Peter: I appreciate the fact that you're taking the time to discuss my feelings, Snott. How do I feel? Well, perhaps this little puppet play I've written will explain. (sticks two forks into the table) (waves salt shaker between the prongs of the forks) I am Earthworm Jim. Woe is me, for I am wrongfully imprisoned. (grabs mustard bottle) I am Peter. Sad and unhappy am I without Jim. BOO HOO! BOO HOO HOO HOO!!! My life is without purpose. Emptiness wells up in my tortured soul. I'm going to...GOING TO...(squirts mustard all over the table) (grabs ketchup bottle) I am Snott; I also am indeed BLEAUGH! (squirts ketchup all over the table) (grabs the sugar and a jar of jelly) I'm just the sugar but I'm gonna barf too, and the JELLY, JELLY BARF, JELLY BARF!!! (soaks his hands in the mixture and then ridiculously-theatrically displays them to the audience) BEHOLD the GOOEY SLOP of our SORROW! (smears the mixture all over his face with his hands) IT IS...SLOBBER...DAMMERUNG!!! THE TWILIGHT OF THE CONDIMENTS! WEEP FOR THEM, WEEP FOR THEIR SORROW-HO-HOHO-HOHH!!! (dunks his entire face into the mixture)
Snott: (unintelligible noises)
Peter: Yes, Snott; my delicate psyche has come horribly unglued!

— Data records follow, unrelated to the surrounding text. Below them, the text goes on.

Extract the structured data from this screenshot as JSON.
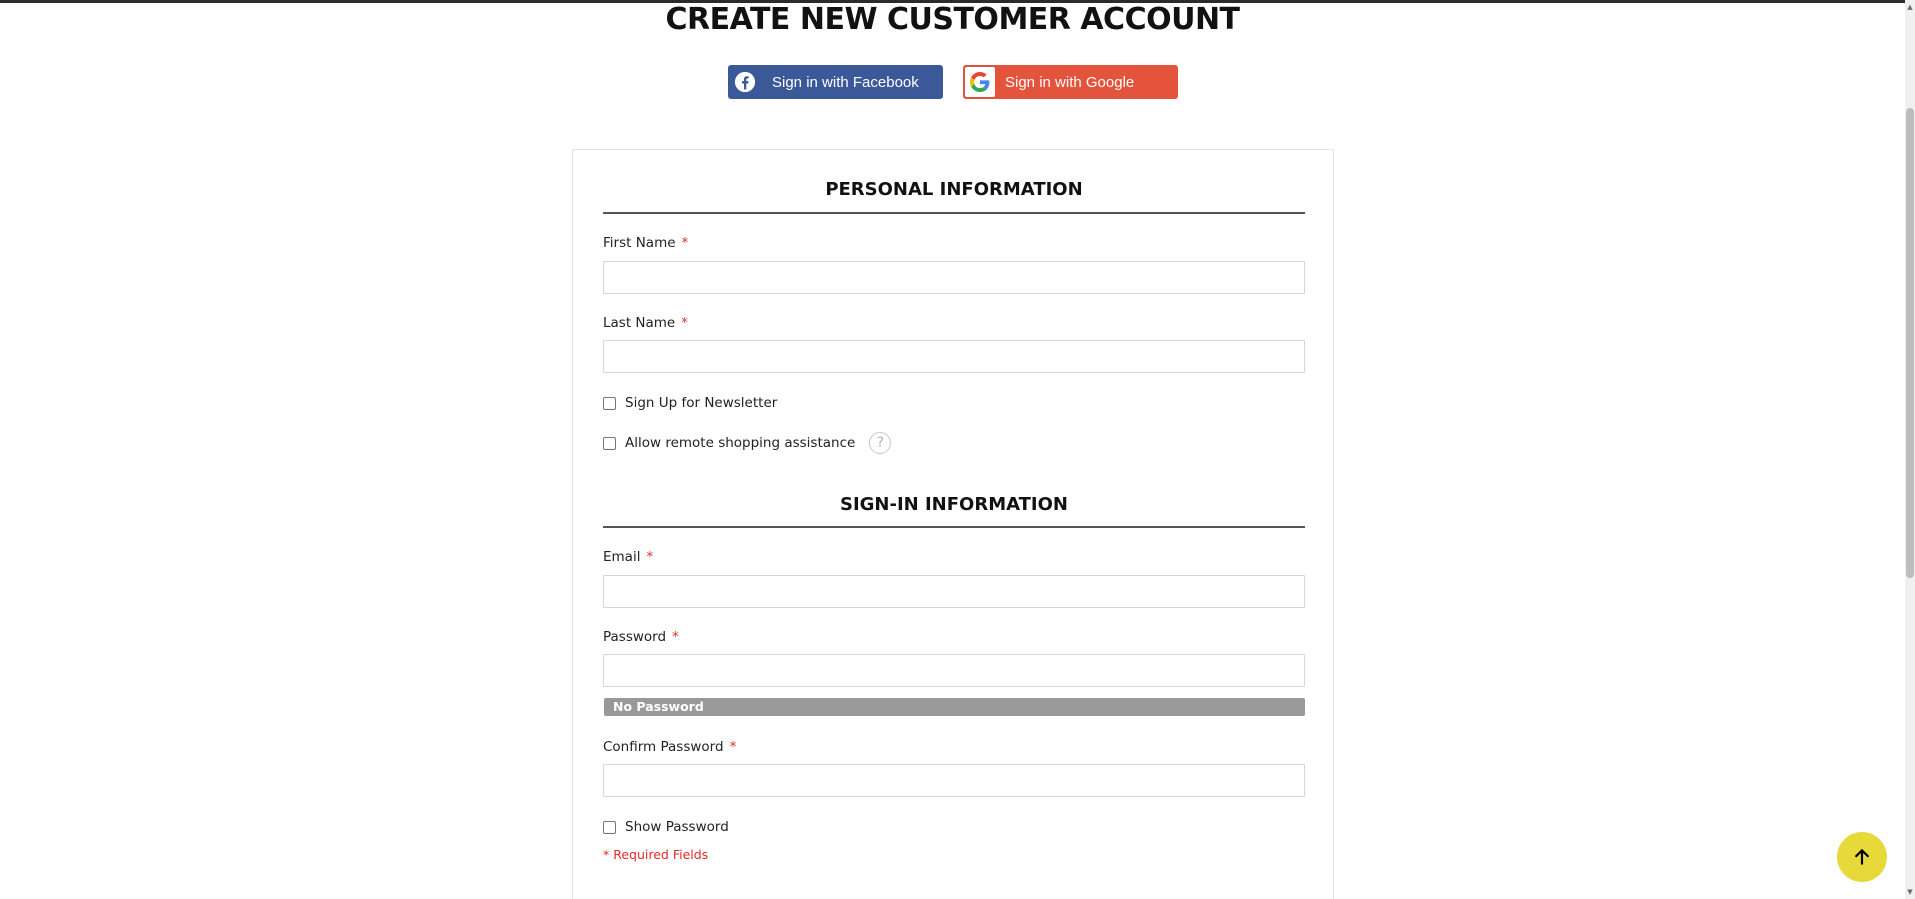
{
  "page": {
    "title": "CREATE NEW CUSTOMER ACCOUNT"
  },
  "social": {
    "facebook_label": "Sign in with Facebook",
    "google_label": "Sign in with Google",
    "facebook_color": "#3b5998",
    "google_color": "#e4533b"
  },
  "personal": {
    "heading": "PERSONAL INFORMATION",
    "first_name_label": "First Name",
    "first_name_value": "",
    "last_name_label": "Last Name",
    "last_name_value": "",
    "newsletter_label": "Sign Up for Newsletter",
    "newsletter_checked": false,
    "assistance_label": "Allow remote shopping assistance",
    "assistance_checked": false,
    "help_icon": "question-circle-icon"
  },
  "signin": {
    "heading": "SIGN-IN INFORMATION",
    "email_label": "Email",
    "email_value": "",
    "password_label": "Password",
    "password_value": "",
    "password_strength": "No Password",
    "confirm_label": "Confirm Password",
    "confirm_value": "",
    "show_password_label": "Show Password",
    "show_password_checked": false
  },
  "required_marker": "*",
  "required_note": "* Required Fields",
  "back_to_top_icon": "arrow-up-icon",
  "accent_color": "#e8d93a",
  "required_color": "#e02b27"
}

Jim: Peter, you keep a look out while Snot and I...journey to the center of the suit!
Snot: *gibberish*
Jim: I dunno, Snot. Who's Jules Verne?

  • Single Biome Planet: La Planeta de Agua! Arriba!
  • Sibling Yin-Yang: The Princess and The Queen.
    • Moreso in the fact that by alien standards Queen Slug-For-A-Butt is considered the pretty one while her sister Princess What's-Her-Name is considered hideously deformed. An unrelated episode featured the Princess being okay with being hit by a ray gun that turned her fat as "this look is very popular on her planet."
  • Small Name, Big Ego: The Sword of Righteousness, so freaking much. Also, Psy-Crow and Professor Monkey-For-a-Head (to an extent, at least).
  • Spinoff Babies: One of the mid-interval shorts was a trailer for Young Earthworm Jim.
  • Suddenly Shouting: Most-notably this example from Conqueror Worm:

Peter: I'm just the sugar but I'm gonna barf too, and the JELLY, JELLY BARF, JELLY BARF!!!

Psy-Crow: I will now crush you like...some easily crushed thing! (The Book of Doom)
Peter: We're gonna fry like...Jim, what're those things that get really hot and then burn up?
Jim: Us? (The Egg Beater)
Professor Monkey-for-a-Head: With this freeze ray, I shall freeze you AS SOLID AS(!)...a solid, freezy-frozen thing. What's that, Monkey? Oh, right, thank you! A block of ice. (The Egg Beater)
Jim: This blanket of evil will cover the earth like...a huge blanket that's really...hideous! (Upholstered Peril)

"Ahhhh, something green! Ahhhh, something not green!"